Retired professor honours his past by paying it forward
Professor emeritus Graham Knight with student Travis McCallum, the most recent recipient of the Alice and Walter Day Scholarship, named in memory of Knight’s maternal grandparents.
Professor emeritus Graham Knight knows he’s standing on the shoulders of previous generations. In turn, he’s chosen to pay it forward to support future generations.
“They call the Baby Boomers the lucky generation,” says Knight. “We came of age at a time when there were lots of opportunities that have since started to close down.”
With that in mind, Knight established the Alice and Walter Day Scholarship in 2012.
Named in honour of the grandparents who helped to raise him, the scholarship is awarded to a McMaster student who demonstrates outstanding academic achievement in the Honours Labour Studies program.
“In a sense, I’m the result of the process of upward social mobility that occurred over the course of the 20th century,” says Knight, who was raised in a working-class family in England.
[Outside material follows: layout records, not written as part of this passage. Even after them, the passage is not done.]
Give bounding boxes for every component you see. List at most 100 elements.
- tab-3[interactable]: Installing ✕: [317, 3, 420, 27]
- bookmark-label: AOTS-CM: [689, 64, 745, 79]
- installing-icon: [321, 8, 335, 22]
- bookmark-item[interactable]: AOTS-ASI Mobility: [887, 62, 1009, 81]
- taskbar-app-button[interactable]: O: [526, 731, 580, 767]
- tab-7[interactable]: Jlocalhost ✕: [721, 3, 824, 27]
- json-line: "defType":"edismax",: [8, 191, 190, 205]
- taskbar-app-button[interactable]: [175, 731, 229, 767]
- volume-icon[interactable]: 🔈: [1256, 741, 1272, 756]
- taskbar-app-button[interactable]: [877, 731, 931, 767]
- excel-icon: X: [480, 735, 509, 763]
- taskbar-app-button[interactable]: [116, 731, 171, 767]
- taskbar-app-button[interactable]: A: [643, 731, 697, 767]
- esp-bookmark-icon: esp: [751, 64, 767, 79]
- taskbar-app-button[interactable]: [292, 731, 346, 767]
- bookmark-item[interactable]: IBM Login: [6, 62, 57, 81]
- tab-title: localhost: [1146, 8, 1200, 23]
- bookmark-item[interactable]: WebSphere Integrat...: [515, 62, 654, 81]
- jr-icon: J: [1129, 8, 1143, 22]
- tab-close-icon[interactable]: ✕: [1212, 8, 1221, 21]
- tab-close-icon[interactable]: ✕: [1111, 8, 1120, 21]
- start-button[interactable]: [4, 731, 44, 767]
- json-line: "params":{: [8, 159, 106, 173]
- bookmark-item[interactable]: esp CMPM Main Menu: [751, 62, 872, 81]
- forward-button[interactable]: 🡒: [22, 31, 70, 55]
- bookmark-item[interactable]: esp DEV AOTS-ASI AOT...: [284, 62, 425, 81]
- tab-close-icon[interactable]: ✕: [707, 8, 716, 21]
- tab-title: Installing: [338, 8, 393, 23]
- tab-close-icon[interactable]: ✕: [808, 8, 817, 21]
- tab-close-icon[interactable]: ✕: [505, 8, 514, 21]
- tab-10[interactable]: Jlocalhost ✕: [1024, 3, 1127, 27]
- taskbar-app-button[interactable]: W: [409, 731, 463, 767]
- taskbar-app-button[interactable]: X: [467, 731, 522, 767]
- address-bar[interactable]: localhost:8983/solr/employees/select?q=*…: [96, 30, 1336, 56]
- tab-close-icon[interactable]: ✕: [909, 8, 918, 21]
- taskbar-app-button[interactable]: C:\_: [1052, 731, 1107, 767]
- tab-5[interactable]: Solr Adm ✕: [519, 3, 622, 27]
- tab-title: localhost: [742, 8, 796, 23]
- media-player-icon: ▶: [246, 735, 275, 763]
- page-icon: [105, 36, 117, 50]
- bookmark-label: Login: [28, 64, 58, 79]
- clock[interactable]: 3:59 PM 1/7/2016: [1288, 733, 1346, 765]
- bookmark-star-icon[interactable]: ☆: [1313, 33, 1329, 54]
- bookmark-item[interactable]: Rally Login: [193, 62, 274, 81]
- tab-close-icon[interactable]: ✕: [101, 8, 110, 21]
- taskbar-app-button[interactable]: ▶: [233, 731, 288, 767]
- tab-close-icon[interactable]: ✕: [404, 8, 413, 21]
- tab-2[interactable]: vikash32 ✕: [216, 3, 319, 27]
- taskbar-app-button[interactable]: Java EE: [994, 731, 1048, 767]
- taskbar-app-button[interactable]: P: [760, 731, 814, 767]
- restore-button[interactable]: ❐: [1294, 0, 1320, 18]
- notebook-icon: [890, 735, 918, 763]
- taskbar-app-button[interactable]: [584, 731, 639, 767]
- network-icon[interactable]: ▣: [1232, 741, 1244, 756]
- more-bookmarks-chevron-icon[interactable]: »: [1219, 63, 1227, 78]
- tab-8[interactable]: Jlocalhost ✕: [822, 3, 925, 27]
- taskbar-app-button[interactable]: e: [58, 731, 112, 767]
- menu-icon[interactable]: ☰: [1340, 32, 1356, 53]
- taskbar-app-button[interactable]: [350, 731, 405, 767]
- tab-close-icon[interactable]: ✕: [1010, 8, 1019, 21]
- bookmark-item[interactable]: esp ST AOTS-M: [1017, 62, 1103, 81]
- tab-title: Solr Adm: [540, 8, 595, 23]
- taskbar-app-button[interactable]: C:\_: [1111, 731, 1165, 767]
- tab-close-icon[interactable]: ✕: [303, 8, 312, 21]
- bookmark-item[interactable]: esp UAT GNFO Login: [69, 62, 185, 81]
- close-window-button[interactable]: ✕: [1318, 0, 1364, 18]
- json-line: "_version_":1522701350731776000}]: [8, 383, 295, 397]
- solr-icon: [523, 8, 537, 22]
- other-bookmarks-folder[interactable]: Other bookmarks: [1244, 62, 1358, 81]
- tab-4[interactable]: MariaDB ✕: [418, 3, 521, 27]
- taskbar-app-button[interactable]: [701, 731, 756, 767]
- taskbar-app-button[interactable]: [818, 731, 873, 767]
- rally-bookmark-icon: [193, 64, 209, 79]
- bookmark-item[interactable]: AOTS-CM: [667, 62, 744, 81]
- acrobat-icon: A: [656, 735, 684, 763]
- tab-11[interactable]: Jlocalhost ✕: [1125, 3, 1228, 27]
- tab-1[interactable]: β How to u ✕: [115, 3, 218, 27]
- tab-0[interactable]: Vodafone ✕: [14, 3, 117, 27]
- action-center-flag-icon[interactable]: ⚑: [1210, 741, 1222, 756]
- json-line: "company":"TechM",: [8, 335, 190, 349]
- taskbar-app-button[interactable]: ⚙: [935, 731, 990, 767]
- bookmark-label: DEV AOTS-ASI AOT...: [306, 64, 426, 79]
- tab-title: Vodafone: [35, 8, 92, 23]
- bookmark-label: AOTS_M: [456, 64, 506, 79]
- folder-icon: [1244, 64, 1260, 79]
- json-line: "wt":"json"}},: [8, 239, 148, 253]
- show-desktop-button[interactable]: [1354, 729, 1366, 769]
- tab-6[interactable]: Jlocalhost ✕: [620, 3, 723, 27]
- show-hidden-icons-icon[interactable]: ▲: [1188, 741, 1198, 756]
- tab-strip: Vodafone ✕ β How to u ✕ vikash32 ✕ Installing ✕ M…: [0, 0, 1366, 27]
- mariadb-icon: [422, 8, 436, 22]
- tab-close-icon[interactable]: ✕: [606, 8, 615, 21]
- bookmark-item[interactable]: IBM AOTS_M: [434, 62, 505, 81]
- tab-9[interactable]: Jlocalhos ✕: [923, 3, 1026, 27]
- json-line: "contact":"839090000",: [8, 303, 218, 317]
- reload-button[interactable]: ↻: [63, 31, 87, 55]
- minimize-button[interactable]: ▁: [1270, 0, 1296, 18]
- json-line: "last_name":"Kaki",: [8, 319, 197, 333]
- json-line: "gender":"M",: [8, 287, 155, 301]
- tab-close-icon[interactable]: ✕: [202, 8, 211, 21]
His family scraped together enough money to send him to private school at the age of nine. That set him on his path, which took him to Canada for graduate studies and ultimately to his 35-year career at McMaster.
“My grandfather left school at 11, my mother at 14 – and I never left school,” he jokes. Although he retired in 2012, Knight is still working and still studying. In fact, he is currently enrolled in an undergraduate language course.
Knight has also included McMaster in his estate plans, which will establish an endowment so the scholarship can exist in perpetuity.
“And the actual scholarship amount can start to grow a bit, too,” adds Knight. “This is about helping students, and the goal is to make the award last forever.”
Travis McCallum is the most recent recipient of the Alice and Walter Day Scholarship. When he learned the story behind the award, “it really resonated with me,” he says. His grandparents also overcame significant challenges – including serving in the Second World War and living in refugee camps – and they also toiled in blue-collar jobs to forge a decent life for their families.
As well, McCallum credits his parents for the financial sacrifices they made to send him and his sister to private schools and then university.
“There is the distinct possibility that, for the first time in more than a century, the standard of living will actually decline from one generation to the next,” says McCallum, who graduated this year with his Honours BA in Labour Studies. “Will my children have the opportunities that I have?”
He is now beginning his master’s in international relations to research some of the economic and political factors that may answer that question.
McCallum is grateful for Knight’s scholarship, which has given him “both breathing room and the motivation to continue my research. It’s amazing.”